Mexican evangelicals left without water after refusing to fund Roman Catholic festivity

Five evangelical families declined to pay the quota for the Roman Catholic patron saint celebration, and the local authorities cut off their water supply. Several organisations confirm rising trend of persecution in rural Mexico.

Evangelical Focus

Protestante Digital, Christian Concern · TEOPISCA · 13 APRIL 2016 · 15:06 CET

Saint Agustine Roman Catholic Church in Teopisca. /,teopisca, persecution, evangelicals, mexico, chiapas
Saint Agustine Roman Catholic Church in Teopisca. /

The local authorities of the San Jose neighbourhood in the city of Teopisca, in the state of Chiapas, Mexico, have cut off water to a group of evangelicals, for refusing to fund the Roman Catholic patron saint festivity.

The first week of April, weeks after the celebrations, the local authorities, along with those in charge of the festivities, went to the evangelicals' houses. They demanded them to pay, and threatened them with cutting off their supplies if they refuse to cooperate.

The family Maranatha Church's pastor, Octavio Gomez, and four other families refused to pay the 200 pesos quota. The local authorities kept their threat, leaving them without water supply.

Around other 80 families paid to avoid the cutting of water, because the threat included a fine of 4,000 pesos more to reinstall it.



Gomez explained that Maranatha Church and its congregation, have been pressured in the past to pay for the Roman Catholic traditional celebrations, but they had not dared to cut their water before.

“Teopisca is an urban community, where you never thought these things would happen, because of the social conditions they enjoy, and the recent workshops about freedom of worship organised here, although the audience was not probably the right one. The complaint is in progress”, Luis Herrera, coordinator of Christian Organisations in Chiapas, said.



Meanwhile, twenty-seven families also in the state of Chiapas will have their access to water and electricity restored after two years, because local authorities agreed to respect religious freedom in the village of Unión Juárez, Trinitaria Municipality.

The families, all Protestants, have been living without access to clean water or electricity since February 2014 for the same reason.

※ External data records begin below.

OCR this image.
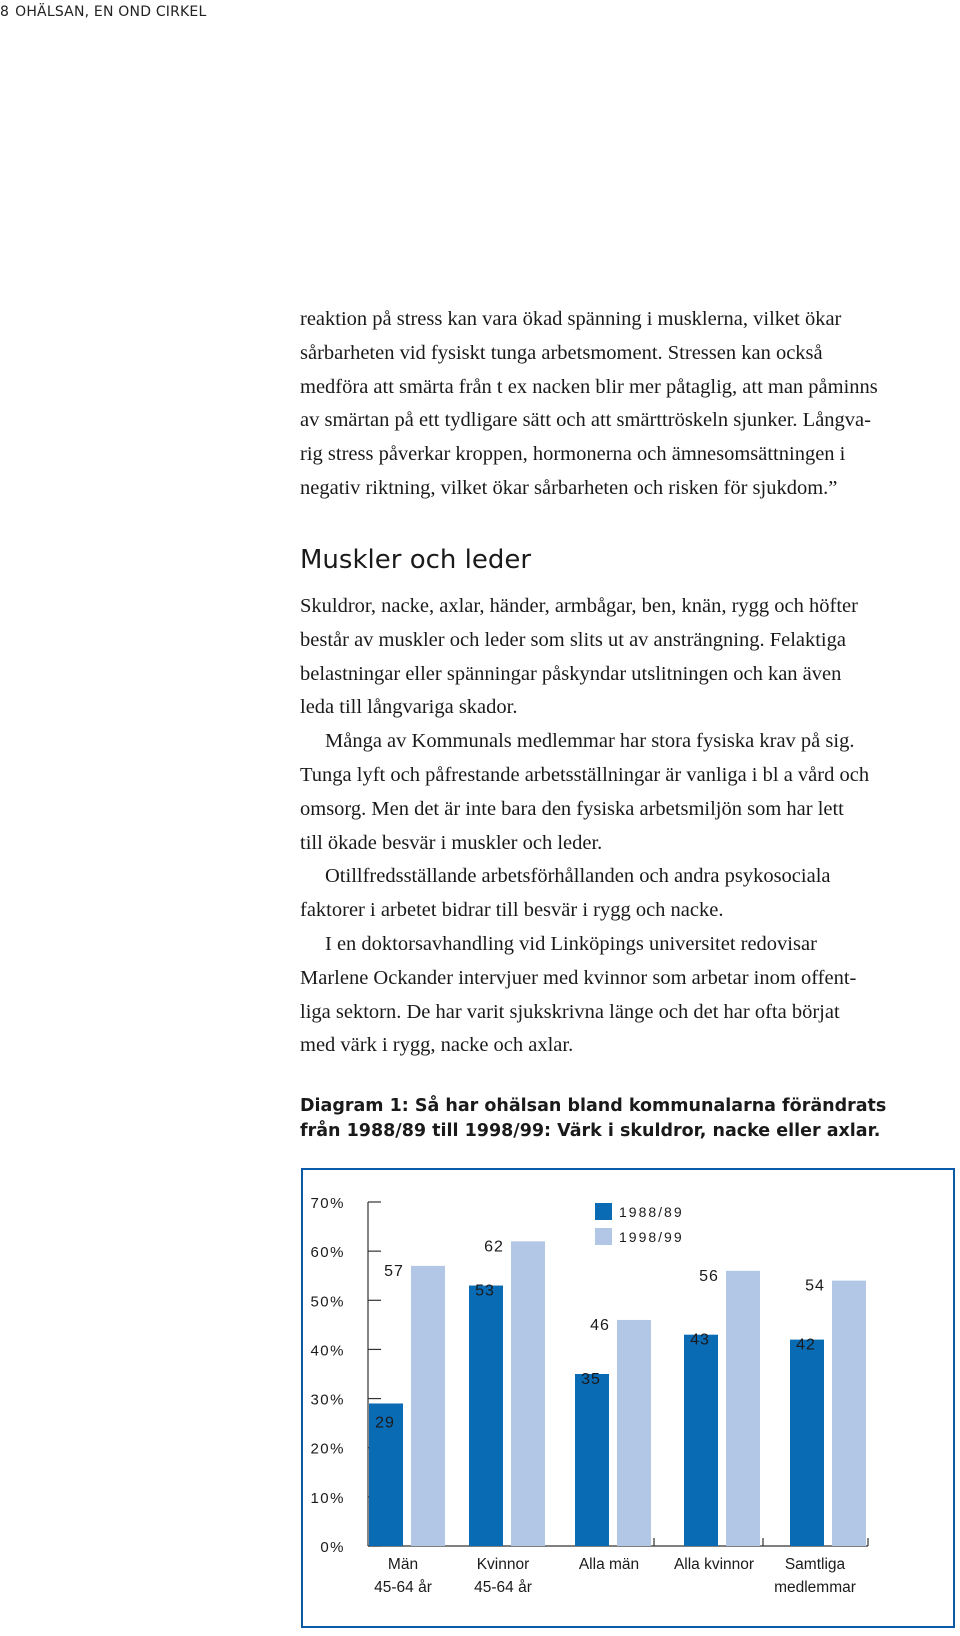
8 OHÄLSAN, EN OND CIRKEL

reaktion på stress kan vara ökad spänning i musklerna, vilket ökar
sårbarheten vid fysiskt tunga arbetsmoment. Stressen kan också
medföra att smärta från t ex nacken blir mer påtaglig, att man påminns
av smärtan på ett tydligare sätt och att smärttröskeln sjunker. Långva-
rig stress påverkar kroppen, hormonerna och ämnesomsättningen i
negativ riktning, vilket ökar sårbarheten och risken för sjukdom.”

Muskler och leder

Skuldror, nacke, axlar, händer, armbågar, ben, knän, rygg och höfter
består av muskler och leder som slits ut av ansträngning. Felaktiga
belastningar eller spänningar påskyndar utslitningen och kan även
leda till långvariga skador.

Många av Kommunals medlemmar har stora fysiska krav på sig.
Tunga lyft och påfrestande arbetsställningar är vanliga i bl a vård och
omsorg. Men det är inte bara den fysiska arbetsmiljön som har lett
till ökade besvär i muskler och leder.

Otillfredsställande arbetsförhållanden och andra psykosociala
faktorer i arbetet bidrar till besvär i rygg och nacke.

I en doktorsavhandling vid Linköpings universitet redovisar
Marlene Ockander intervjuer med kvinnor som arbetar inom offent-
liga sektorn. De har varit sjukskrivna länge och det har ofta börjat
med värk i rygg, nacke och axlar.

Diagram 1: Så har ohälsan bland kommunalarna förändrats
från 1988/89 till 1998/99: Värk i skuldror, nacke eller axlar.
0%
10%
20%
30%
40%
50%
60%
70%
29
53
35
43	42
57
62
46
56
54
Män
45-64 år
Kvinnor
45-64 år
Alla män Alla kvinnor Samtliga
medlemmar
1988/89
1998/99
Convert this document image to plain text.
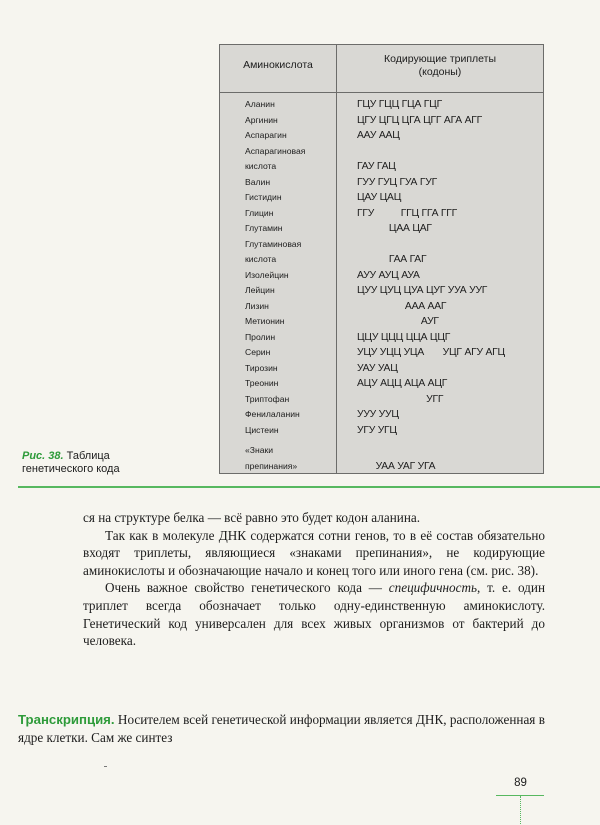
Аминокислота	Кодирующие триплеты
(кодоны)
Аланин
Аргинин
Аспарагин
Аспарагиновая
кислота
Валин
Гистидин
Глицин
Глутамин
Глутаминовая
кислота
Изолейцин
Лейцин
Лизин
Метионин
Пролин
Серин
Тирозин
Треонин
Триптофан
Фенилаланин
Цистеин
«Знаки
препинания»
ГЦУ ГЦЦ ГЦА ГЦГ
ЦГУ ЦГЦ ЦГА ЦГГ АГА АГГ
ААУ ААЦ
ГАУ ГАЦ
ГУУ ГУЦ ГУА ГУГ
ЦАУ ЦАЦ
ГГУ          ГГЦ ГГА ГГГ
ЦАА ЦАГ
ГАА ГАГ
АУУ АУЦ АУА
ЦУУ ЦУЦ ЦУА ЦУГ УУА УУГ
ААА ААГ
АУГ
ЦЦУ ЦЦЦ ЦЦА ЦЦГ
УЦУ УЦЦ УЦА       УЦГ АГУ АГЦ
УАУ УАЦ
АЦУ АЦЦ АЦА АЦГ
УГГ
УУУ УУЦ
УГУ УГЦ
УАА УАГ УГА
Рис. 38. Таблица
генетического кода

ся на структуре белка — всё равно это будет кодон аланина.

Так как в молекуле ДНК содержатся сотни генов, то в её состав обязательно входят триплеты, являющиеся «знаками препинания», не кодирующие аминокислоты и обозначающие начало и конец того или иного гена (см. рис. 38).

Очень важное свойство генетического кода — специфичность, т. е. один триплет всегда обозначает только одну-единственную аминокислоту. Генетический код универсален для всех живых организмов от бактерий до человека.

Транскрипция. Носителем всей генетической информации является ДНК, расположенная в ядре клетки. Сам же синтез
89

Entrance in the village is forbidden to evangelicals or anyone who does not obey the authorities, a sing says in a Mexican village. / Archive image.



Despite state and federal officials being notified of these illegal acts, the Mexican government continues to ignore pleas from Protestant villagers to enforce laws protecting their freedom of worship.

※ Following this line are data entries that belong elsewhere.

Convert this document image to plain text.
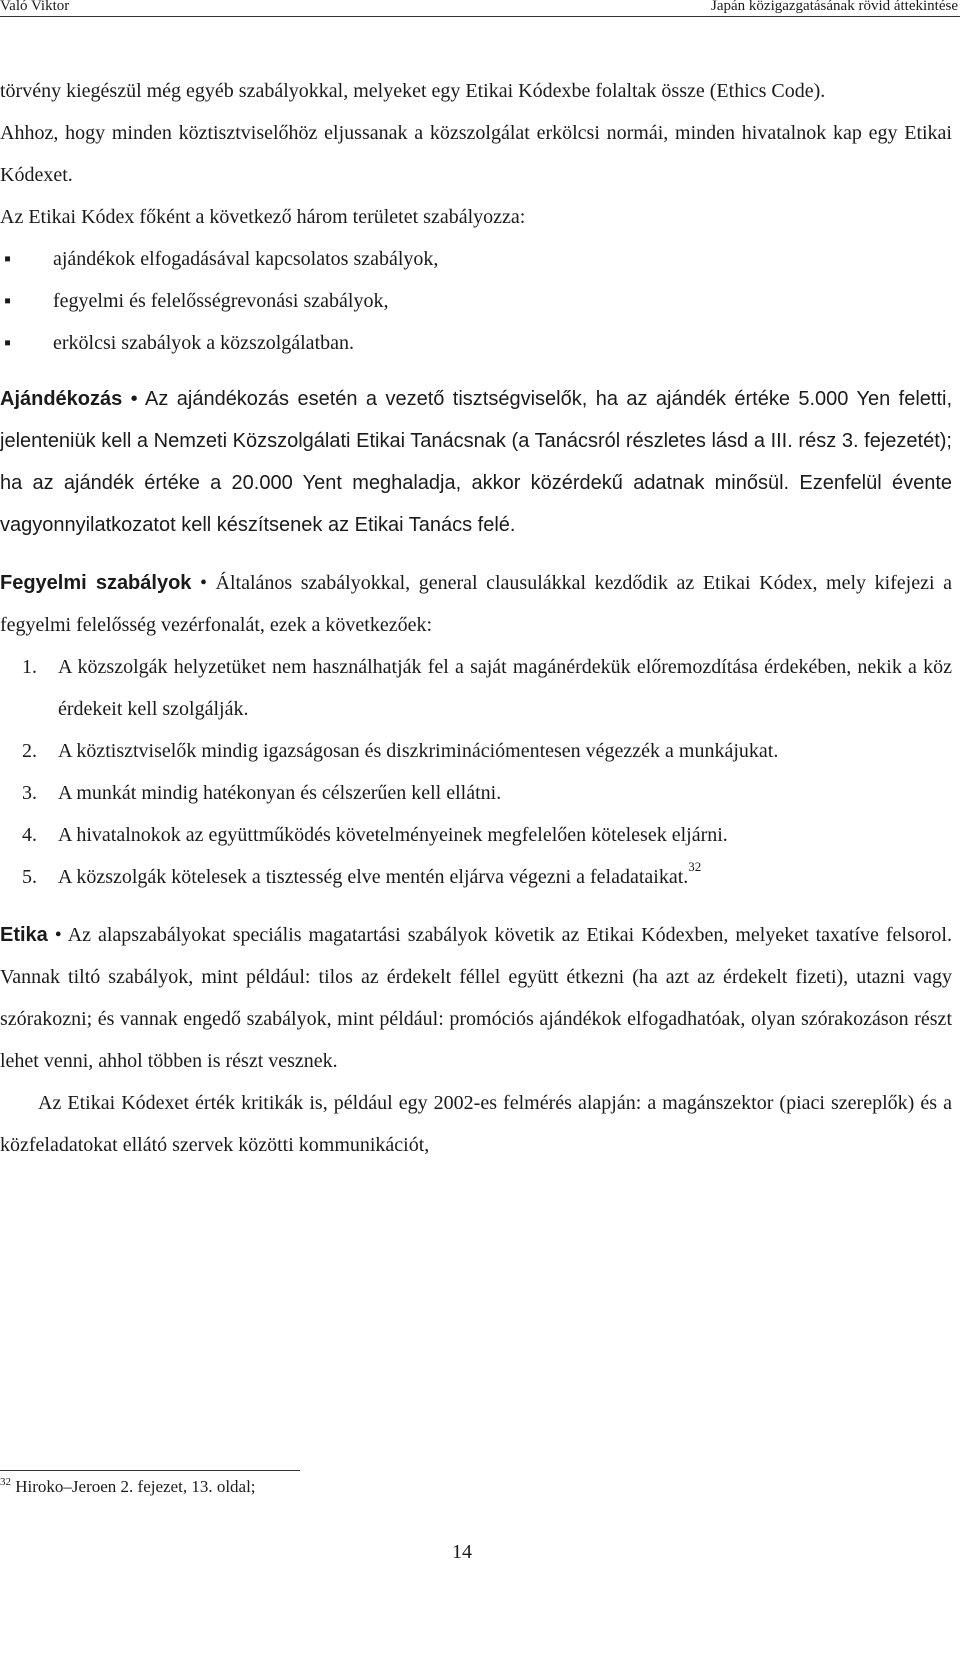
Való Viktor	Japán közigazgatásának rövid áttekintése

törvény kiegészül még egyéb szabályokkal, melyeket egy Etikai Kódexbe folaltak össze (Ethics Code).

Ahhoz, hogy minden köztisztviselőhöz eljussanak a közszolgálat erkölcsi normái, minden hivatalnok kap egy Etikai Kódexet.

Az Etikai Kódex főként a következő három területet szabályozza:

▪ ajándékok elfogadásával kapcsolatos szabályok,
▪ fegyelmi és felelősségrevonási szabályok,
▪ erkölcsi szabályok a közszolgálatban.

Ajándékozás • Az ajándékozás esetén a vezető tisztségviselők, ha az ajándék értéke 5.000 Yen feletti, jelenteniük kell a Nemzeti Közszolgálati Etikai Tanácsnak (a Tanácsról részletes lásd a III. rész 3. fejezetét); ha az ajándék értéke a 20.000 Yent meghaladja, akkor közérdekű adatnak minősül. Ezenfelül évente vagyonnyilatkozatot kell készítsenek az Etikai Tanács felé.

Fegyelmi szabályok • Általános szabályokkal, general clausulákkal kezdődik az Etikai Kódex, mely kifejezi a fegyelmi felelősség vezérfonalát, ezek a következőek:

1. A közszolgák helyzetüket nem használhatják fel a saját magánérdekük előremozdítása érdekében, nekik a köz érdekeit kell szolgálják.
2. A köztisztviselők mindig igazságosan és diszkriminációmentesen végezzék a munkájukat.
3. A munkát mindig hatékonyan és célszerűen kell ellátni.
4. A hivatalnokok az együttműködés követelményeinek megfelelően kötelesek eljárni.
5. A közszolgák kötelesek a tisztesség elve mentén eljárva végezni a feladataikat.$^{32}$

Etika • Az alapszabályokat speciális magatartási szabályok követik az Etikai Kódexben, melyeket taxatíve felsorol. Vannak tiltó szabályok, mint például: tilos az érdekelt féllel együtt étkezni (ha azt az érdekelt fizeti), utazni vagy szórakozni; és vannak engedő szabályok, mint például: promóciós ajándékok elfogadhatóak, olyan szórakozáson részt lehet venni, ahhol többen is részt vesznek.

Az Etikai Kódexet érték kritikák is, például egy 2002-es felmérés alapján: a magánszektor (piaci szereplők) és a közfeladatokat ellátó szervek közötti kommunikációt,

$^{32}$ Hiroko–Jeroen 2. fejezet, 13. oldal;
14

This is the most recent incident of repeated persecution against evangelical Christians in the Chiapas region. Just last month, during Pope Francis' visit to the country, an evangelical church was attacked in Zinacantán.

Mexican evangelical communities have suffered attacks and aggressions in the recent years, usually just for not renouncing to their faith, or contributing to the Roman Catholic festivities.

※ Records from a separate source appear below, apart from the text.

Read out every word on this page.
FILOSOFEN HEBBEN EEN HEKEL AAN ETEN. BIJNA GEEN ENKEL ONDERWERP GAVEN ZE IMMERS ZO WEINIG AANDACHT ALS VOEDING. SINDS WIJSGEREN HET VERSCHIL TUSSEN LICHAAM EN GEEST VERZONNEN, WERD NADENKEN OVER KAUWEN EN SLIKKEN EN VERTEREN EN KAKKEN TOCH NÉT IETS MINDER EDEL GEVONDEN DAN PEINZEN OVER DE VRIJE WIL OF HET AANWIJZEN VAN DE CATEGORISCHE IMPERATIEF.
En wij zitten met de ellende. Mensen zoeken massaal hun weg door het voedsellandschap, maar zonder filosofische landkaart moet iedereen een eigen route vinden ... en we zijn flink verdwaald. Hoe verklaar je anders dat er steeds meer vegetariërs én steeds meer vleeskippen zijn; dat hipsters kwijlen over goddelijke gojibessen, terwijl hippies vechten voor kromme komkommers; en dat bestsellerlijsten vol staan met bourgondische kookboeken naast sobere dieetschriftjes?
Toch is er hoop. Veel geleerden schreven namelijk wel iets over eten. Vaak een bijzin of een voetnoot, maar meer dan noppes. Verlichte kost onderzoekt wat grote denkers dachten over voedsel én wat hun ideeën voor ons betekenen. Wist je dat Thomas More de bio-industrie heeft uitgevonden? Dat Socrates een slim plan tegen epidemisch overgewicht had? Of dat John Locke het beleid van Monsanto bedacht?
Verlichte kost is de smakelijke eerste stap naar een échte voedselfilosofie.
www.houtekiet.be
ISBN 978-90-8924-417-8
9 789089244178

There is a rising trend of persecution against religious minorities in rural Mexico. In June of 2015, International Christian Concern (ICC) estimated that more than 70 open cases of religious persecution against minority Christian communities, each involving between 20-100 victims, existed in the states of Chiapas, Hidalgo, Oaxaca, Puebla and Guerrero.

Although religion freedom is guaranteed by the Mexican Constitution, these kind of abuses demonstrate that the law is not the same for all Mexican citizens, and local authorities use it as they want.

That is why Open Doors, a Christian organisation fighting for the rights of persecuted Christians, has included Mexico again in the World Watch List they publish every year.